Spinal cord development generally includes three phases namely gastrulation, primary neurulation and secondary neurulation.
Gastrulation involves conversion of the bilaminar embryonic disk to a trilaminar disk composed of ectoderm, mesoderm, and endoderm. Another critical event occurring along with gastrulation is the formation of notochord, cylindrical structure of mesodermal origin(Fig. 2).
Fig. 2: Gastrulation and Development of notochord: (A) Coronal view through the bilaminar disc (B) Epiblast cells invaginate at the primitive pit creating the cells of the definitive endoderm as well as the mesoderm (C)Formation of definitive intraembryonic mesoderm and notochordal plate (D) Notochordal plate then detaches from the endoderm, and forms a tube referred to as the definitive notochord
Primary neurulation involves closure of neural plates to form neural tube. Notochord invites the ectodermal cells to differentiate into neural precursor cells, forming the neuralplate. Closure of neural tube begins at the medial hinge point in the ventral midline. Fusion proceeds in both rostral and caudal directions. During closure unfused rostral and caudal regions are referred as neuropores. Neural crest cells at the lateral border of neural plates, separates from the neural tube during closure and forms a mass dorsal to neural tube(Fig. 3).
Fig. 3: Primary neurulation: The neural tube (red) and neural crest cells (yellow) are derived from surface ectoderm which forms neural plate induced by notochord (brown). (A)Future neural crest cells reside lateral to future neural tube. (B) Beginning of neural plate folding and internalization of neural plate cells. (C) Medial and lateral hinge plate facilitating folding of neural plate. (D) Separation of neural crest cells to form a mass dorsal to neural tube. (E) and (F) Dorsal view showing the closure of neural tube which begins in the center and progress in both cranial (blue arrow)and caudal (yellow arrow)direction.
Secondary neurulation involves the formation of conus medullaris and filum terminale. pluripotent tissues of the caudal eminence (tail bud), consisting of neural and mesodermal tissues, appear distal to the caudal neuropore . The caudal eminence fuses with the caudal neuropore, which then undergoes cavitation and connects to the central canal already present in the neural tube. (Fig.4).
Fig. 4: Secondary neurulation: (A & B) Formation and vacuolization of caudal cell mass from the caudal end of neural tube distal to caudal neuropore. (C) Coalition of vacuoles and connection to the central canal by canalization. (D) In retrograde differentiation, cells of caudal cell mass undergo apoptosis to form conus medullaris, filum terminale and ventriculus terminalis.
In addition, recent studies suggest the presence of a unique process called “junctional neurulation,” bridging the primary and secondary neurulations.
Fig. 5: Primary neurulation - appearance of the neural groove and folds to closure of caudal end of the neuropore. Secondary neurulation – formation of caudal eminence,cavitation, and connection,fusion and regression.Junctional neurulation- bridging the primary and secondary neurulations.
Failed neurulation leads to various types of spinal developmental malformations.
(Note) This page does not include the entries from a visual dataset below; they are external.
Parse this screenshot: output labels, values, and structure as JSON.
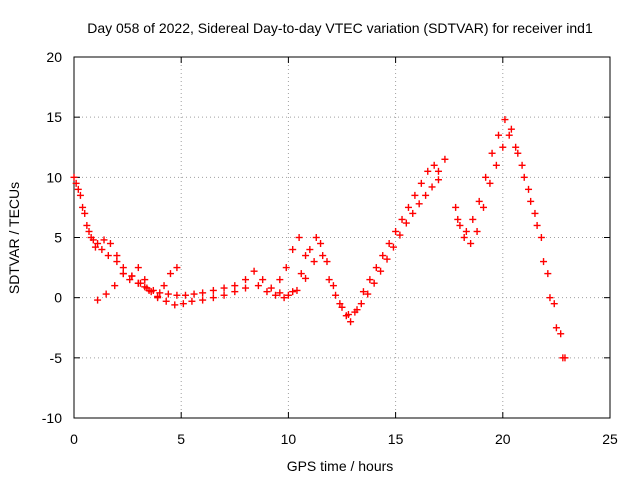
{
  "chart_data": {
    "type": "scatter",
    "title": "Day 058 of 2022, Sidereal Day-to-day VTEC variation (SDTVAR) for receiver ind1",
    "xlabel": "GPS time / hours",
    "ylabel": "SDTVAR / TECUs",
    "xlim": [
      0,
      25
    ],
    "ylim": [
      -10,
      20
    ],
    "xticks": [
      0,
      5,
      10,
      15,
      20,
      25
    ],
    "yticks": [
      -10,
      -5,
      0,
      5,
      10,
      15,
      20
    ],
    "grid": true,
    "marker": "plus",
    "series": [
      {
        "name": "SDTVAR",
        "color": "#ff0000",
        "tracks": [
          {
            "x": [
              0.0,
              0.2,
              0.4,
              0.6,
              0.8,
              1.0,
              1.3,
              1.6,
              2.0,
              2.3,
              2.6,
              3.0,
              3.4,
              3.7,
              4.0,
              4.4,
              4.8,
              5.2,
              5.6,
              6.0,
              6.5,
              7.0,
              7.5,
              8.0
            ],
            "y": [
              10.0,
              9.0,
              7.5,
              6.0,
              5.0,
              4.2,
              4.0,
              3.5,
              3.0,
              2.0,
              1.5,
              1.2,
              0.8,
              0.6,
              0.4,
              0.3,
              0.2,
              0.2,
              0.3,
              0.4,
              0.6,
              0.8,
              1.0,
              1.5
            ]
          },
          {
            "x": [
              0.1,
              0.3,
              0.5,
              0.7,
              0.9,
              1.1,
              1.4,
              1.7,
              2.0,
              2.3,
              2.7,
              3.0,
              3.3
            ],
            "y": [
              9.5,
              8.5,
              7.0,
              5.5,
              4.8,
              4.5,
              4.8,
              4.5,
              3.5,
              2.5,
              1.8,
              1.2,
              0.9
            ]
          },
          {
            "x": [
              1.1,
              1.5,
              1.9,
              2.3,
              2.7,
              3.1,
              3.5,
              3.9,
              4.3,
              4.7,
              5.1,
              5.5,
              6.0,
              6.5,
              7.0,
              7.5,
              8.0
            ],
            "y": [
              -0.2,
              0.3,
              1.0,
              2.0,
              1.8,
              1.2,
              0.6,
              0.1,
              -0.3,
              -0.6,
              -0.5,
              -0.3,
              -0.2,
              0.0,
              0.2,
              0.5,
              0.8
            ]
          },
          {
            "x": [
              3.0,
              3.3,
              3.6,
              3.9,
              4.2,
              4.5,
              4.8
            ],
            "y": [
              2.5,
              1.5,
              0.5,
              0.0,
              1.0,
              2.0,
              2.5
            ]
          },
          {
            "x": [
              8.4,
              8.8,
              9.2,
              9.6,
              10.0,
              10.4,
              10.8,
              11.2,
              11.5,
              11.8,
              12.1,
              12.4,
              12.7,
              12.9,
              13.2,
              13.5,
              13.8,
              14.1,
              14.4,
              14.7,
              15.0,
              15.3,
              15.6,
              15.9,
              16.2,
              16.5,
              16.8,
              17.0
            ],
            "y": [
              2.2,
              1.5,
              0.8,
              0.4,
              0.2,
              0.6,
              1.6,
              3.0,
              4.5,
              3.0,
              1.0,
              -0.5,
              -1.5,
              -2.0,
              -1.0,
              0.5,
              1.5,
              2.5,
              3.5,
              4.5,
              5.5,
              6.5,
              7.5,
              8.5,
              9.5,
              10.5,
              11.0,
              10.5
            ]
          },
          {
            "x": [
              8.6,
              9.0,
              9.4,
              9.8,
              10.2,
              10.6,
              11.0,
              11.3,
              11.6,
              11.9,
              12.2,
              12.5,
              12.8,
              13.1,
              13.4,
              13.7,
              14.0,
              14.3,
              14.6,
              14.9,
              15.2,
              15.5,
              15.8,
              16.1,
              16.4,
              16.7,
              17.0,
              17.3
            ],
            "y": [
              1.0,
              0.5,
              0.2,
              0.0,
              0.5,
              2.0,
              4.0,
              5.0,
              3.5,
              1.5,
              0.2,
              -0.8,
              -1.4,
              -1.2,
              -0.5,
              0.3,
              1.2,
              2.2,
              3.2,
              4.2,
              5.2,
              6.2,
              7.0,
              7.8,
              8.5,
              9.2,
              9.8,
              11.5
            ]
          },
          {
            "x": [
              9.6,
              9.9,
              10.2,
              10.5,
              10.8
            ],
            "y": [
              1.5,
              2.5,
              4.0,
              5.0,
              3.5
            ]
          },
          {
            "x": [
              17.8,
              18.0,
              18.3,
              18.6,
              18.9,
              19.2,
              19.5,
              19.8,
              20.1,
              20.4,
              20.7,
              21.0,
              21.3,
              21.6,
              21.9,
              22.2,
              22.5,
              22.8
            ],
            "y": [
              7.5,
              6.0,
              5.5,
              6.5,
              8.0,
              10.0,
              12.0,
              13.5,
              14.8,
              14.0,
              12.0,
              10.0,
              8.0,
              6.0,
              3.0,
              0.0,
              -2.5,
              -5.0
            ]
          },
          {
            "x": [
              17.9,
              18.2,
              18.5,
              18.8,
              19.1,
              19.4,
              19.7,
              20.0,
              20.3,
              20.6,
              20.9,
              21.2,
              21.5,
              21.8,
              22.1,
              22.4,
              22.7,
              22.9
            ],
            "y": [
              6.5,
              5.0,
              4.5,
              5.5,
              7.5,
              9.5,
              11.0,
              12.5,
              13.5,
              12.5,
              11.0,
              9.0,
              7.0,
              5.0,
              2.0,
              -0.5,
              -3.0,
              -5.0
            ]
          }
        ]
      }
    ]
  }
}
Although primary neurulation is relatively well understood, less is known about the process of secondary neurulation or its clinical importance.
The embryonic background of spinal lipoma cases is marked by a premature disjunction between the neural and cutaneous ectoderm during the process of primary neurulation.Failed primary neurulation allows invasion of mesenchymal tissue of mesodermic origin into the neural structure, leading to the formation of a spinal lipoma. An unfused spinal cord caused by failed primary neurulation remains dysraphic in spinal lipoma.
Despite most spinal lipomas being regarded as the result of failed primary neurulation, some confusion in terms of the embryogenesis of spinal lipomas remains. Embryologists often consider closed spinal lesions to be the result of failed secondary neurulation.Indeed, the presence of a lipoma in the filum terminale, the final product of secondary neurulation, is increasingly being acknowledged. The availability of MRI has made the discovery of caudally located lipomas, which do not penetrate the dorsal aspect of the dura mater or fascia, and are unassociated with spina bifida, more common. It should be remembered that spina bifida diagnosed in such patients does not constitute true “pathological” spina bifida, but merely “physiological spina bifida” formed by the cartilaginous part of the lamina in the course of normal development.
Surgically orientated classification of spinal lipoma was first proposed by Chapman and underwent various modifications based on MRI findings.Chapman’s classification is still useful today but does not account for spinal lipomas originating from failed secondary neurulation. Some have included the filum lipoma in the classification.However, because this classification is simply based on the site and morphology of the spinal lipoma, it is now considered to have less clinical significance.
Here we classify spinal lipomas based on caudal spinal cord formation during embryogenesis. The formation of spinal lipomas from primary to secondary neurulation was considered, and the conditions were classified based on the stage of embryogenesis.